John Hurrell – 24 June, 2024
Despite its understated calming ambience, Taylor's best work over time seems to create a heightened experiential sensation—an extended moment of continuous bodily pleasure brought on while looking at dynamic linear parts within the artwork. The gazed-upon geometric formations generate a kind of bliss largely induced by the strangeness of the illumination coming from within. This joyfully triumphs over competing distractions—even though it is static.
The eleven works here presented by Kāryn Taylor at Sanderson continue her passion for translucent tinted surfaces, delicate hazy colour, formal geometry, fastidiously controlled opacity and glowing linearity. Painting-like in that they are flat, mostly rectangular or square, and hang on walls, they are constructions of cast acrylic that manipulate light.
That light seems to be absorbed at the sides only to be then wondrously emitted from the carefully positioned lines at the front. There is something gripping about their glowing facility that holds your attention, as does the mysterious foglike mist that surrounds some internal planar colours.

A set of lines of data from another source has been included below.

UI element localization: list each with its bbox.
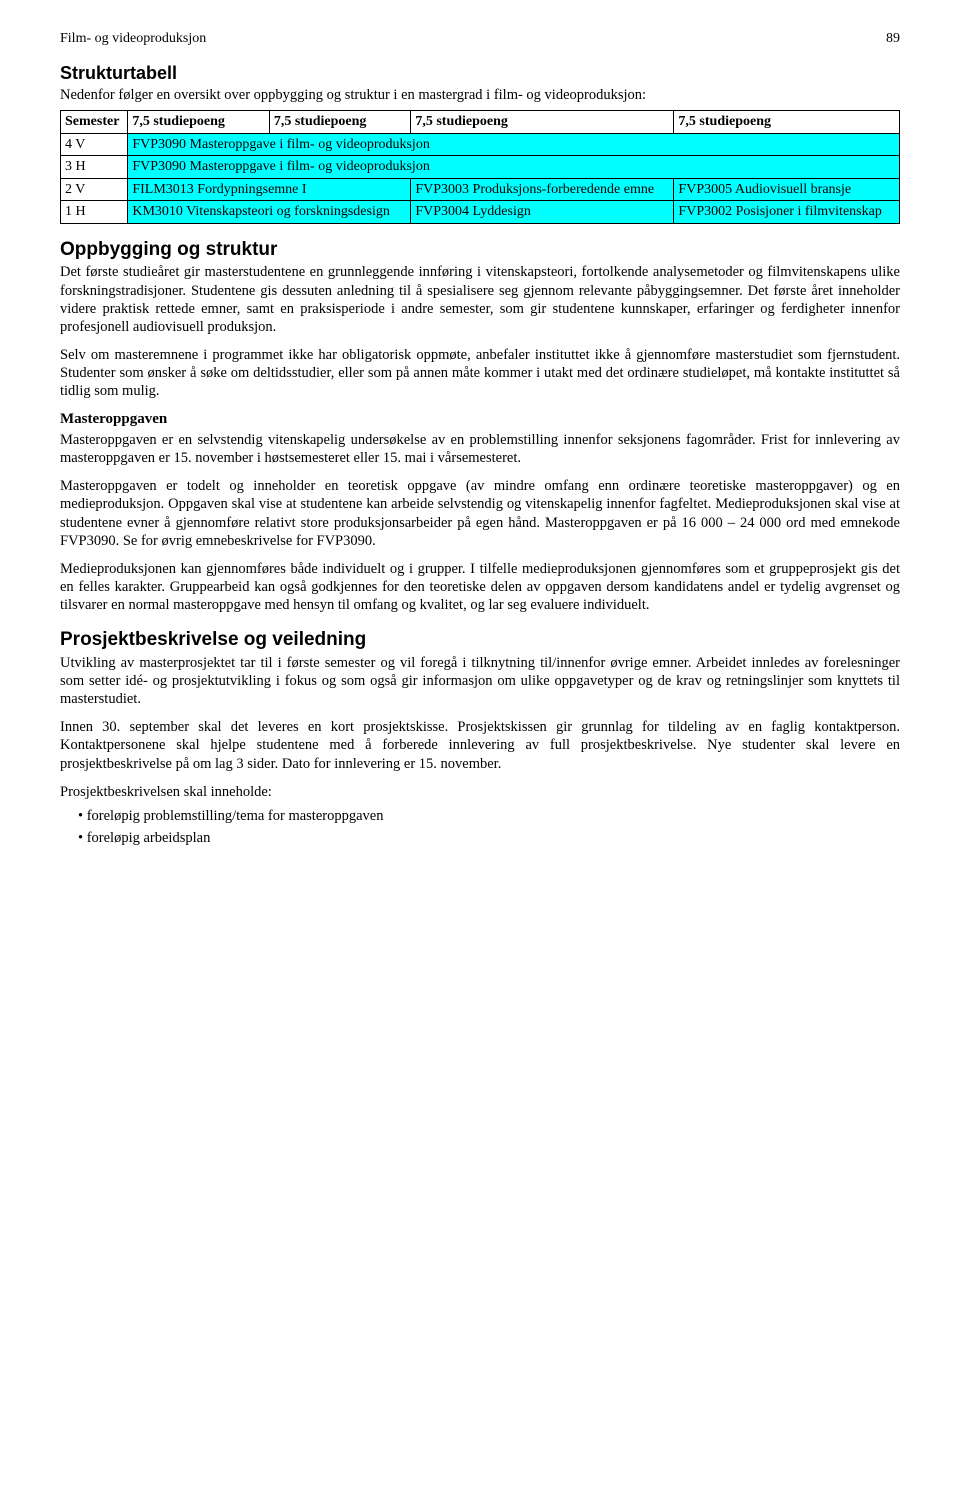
masteroppgaven-p1: Masteroppgaven er en selvstendig vitensk… bbox=[60, 431, 900, 467]
course-cell: FILM3013 Fordypningsemne I bbox=[128, 178, 411, 201]
sem-cell: 1 H bbox=[61, 201, 128, 224]
course-cell: FVP3090 Masteroppgave i film- og videopr… bbox=[128, 156, 900, 179]
strukturtabell-intro: Nedenfor følger en oversikt over oppbygg… bbox=[60, 86, 900, 104]
list-item: foreløpig arbeidsplan bbox=[78, 829, 900, 847]
course-cell: FVP3004 Lyddesign bbox=[411, 201, 674, 224]
masteroppgaven-heading: Masteroppgaven bbox=[60, 410, 900, 429]
course-cell: KM3010 Vitenskapsteori og forskningsdesi… bbox=[128, 201, 411, 224]
col-sp-4: 7,5 studiepoeng bbox=[674, 111, 900, 134]
col-sp-3: 7,5 studiepoeng bbox=[411, 111, 674, 134]
course-cell: FVP3003 Produksjons-forberedende emne bbox=[411, 178, 674, 201]
oppbygging-p2: Selv om masteremnene i programmet ikke h… bbox=[60, 346, 900, 400]
sem-cell: 3 H bbox=[61, 156, 128, 179]
table-row: 1 H KM3010 Vitenskapsteori og forsknings… bbox=[61, 201, 900, 224]
table-header-row: Semester 7,5 studiepoeng 7,5 studiepoeng… bbox=[61, 111, 900, 134]
page-number: 89 bbox=[886, 30, 900, 48]
prosjekt-p2: Innen 30. september skal det leveres en … bbox=[60, 718, 900, 772]
list-item: foreløpig problemstilling/tema for maste… bbox=[78, 807, 900, 825]
table-row: 2 V FILM3013 Fordypningsemne I FVP3003 P… bbox=[61, 178, 900, 201]
prosjekt-p1: Utvikling av masterprosjektet tar til i … bbox=[60, 654, 900, 708]
running-header: Film- og videoproduksjon 89 bbox=[60, 30, 900, 48]
course-cell: FVP3005 Audiovisuell bransje bbox=[674, 178, 900, 201]
masteroppgaven-p3: Medieproduksjonen kan gjennomføres både … bbox=[60, 560, 900, 614]
prosjekt-heading: Prosjektbeskrivelse og veiledning bbox=[60, 628, 900, 652]
col-sp-1: 7,5 studiepoeng bbox=[128, 111, 270, 134]
table-body: 4 V FVP3090 Masteroppgave i film- og vid… bbox=[61, 133, 900, 223]
running-title: Film- og videoproduksjon bbox=[60, 30, 206, 48]
prosjekt-p3: Prosjektbeskrivelsen skal inneholde: bbox=[60, 783, 900, 801]
prosjekt-bullets: foreløpig problemstilling/tema for maste… bbox=[78, 807, 900, 847]
structure-table: Semester 7,5 studiepoeng 7,5 studiepoeng… bbox=[60, 110, 900, 224]
strukturtabell-heading: Strukturtabell bbox=[60, 62, 900, 85]
sem-cell: 2 V bbox=[61, 178, 128, 201]
masteroppgaven-p2: Masteroppgaven er todelt og inneholder e… bbox=[60, 477, 900, 550]
col-sp-2: 7,5 studiepoeng bbox=[269, 111, 411, 134]
course-cell: FVP3090 Masteroppgave i film- og videopr… bbox=[128, 133, 900, 156]
col-semester: Semester bbox=[61, 111, 128, 134]
table-row: 3 H FVP3090 Masteroppgave i film- og vid… bbox=[61, 156, 900, 179]
oppbygging-heading: Oppbygging og struktur bbox=[60, 238, 900, 262]
course-cell: FVP3002 Posisjoner i filmvitenskap bbox=[674, 201, 900, 224]
table-row: 4 V FVP3090 Masteroppgave i film- og vid… bbox=[61, 133, 900, 156]
oppbygging-p1: Det første studieåret gir masterstudente… bbox=[60, 263, 900, 336]
sem-cell: 4 V bbox=[61, 133, 128, 156]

These contemplative formalist ‘mandalas’ have a soothing restful ambience that placates any agitated mind. The airy geometry and barely detectable hue-soaked traces generate calm in a manner that seems mysterious.
Some works have linear configurations parallel to the picture-plane, hovering in front of the viewer but embedded in the work’s acrylic form—and maybe tilted; others have 3D box or pyramid forms set into the seemingly solid translucent space at an oblique angle, utilising a two vanishing-point perspective.
Despite its understated calming ambience, Taylor’s best work over time seems to create a heightened experiential sensation—an extended moment of continuous bodily pleasure brought on while looking at dynamic linear parts within the artwork. The gazed-upon geometric formations generate a kind of bliss largely induced by the strangeness of the illumination coming from within. This joyfully triumphs over competing distractions—even though it is static.
Some other Taylor projects (like Beacon) use animated filmed geometry with shapes that move in a film loop (pretending initially to embrace stasis) that is projected from a distance onto a wall so its glowing bottom corner is butted onto the apex of converging leaning steel rods. The movement seems to occur in sudden intermittent bursts that take the viewer by surprise. Some such works emphasise changing shape, others line.
Taylor specialises in formalism with mystery. How the cast acrylic forms generate (or absorb and exude) the frontally precise illumination is not really clear in terms of material properties, but that doesn’t matter. Somehow light particles get channelled into subtly incandescent lines that are compelling to behold.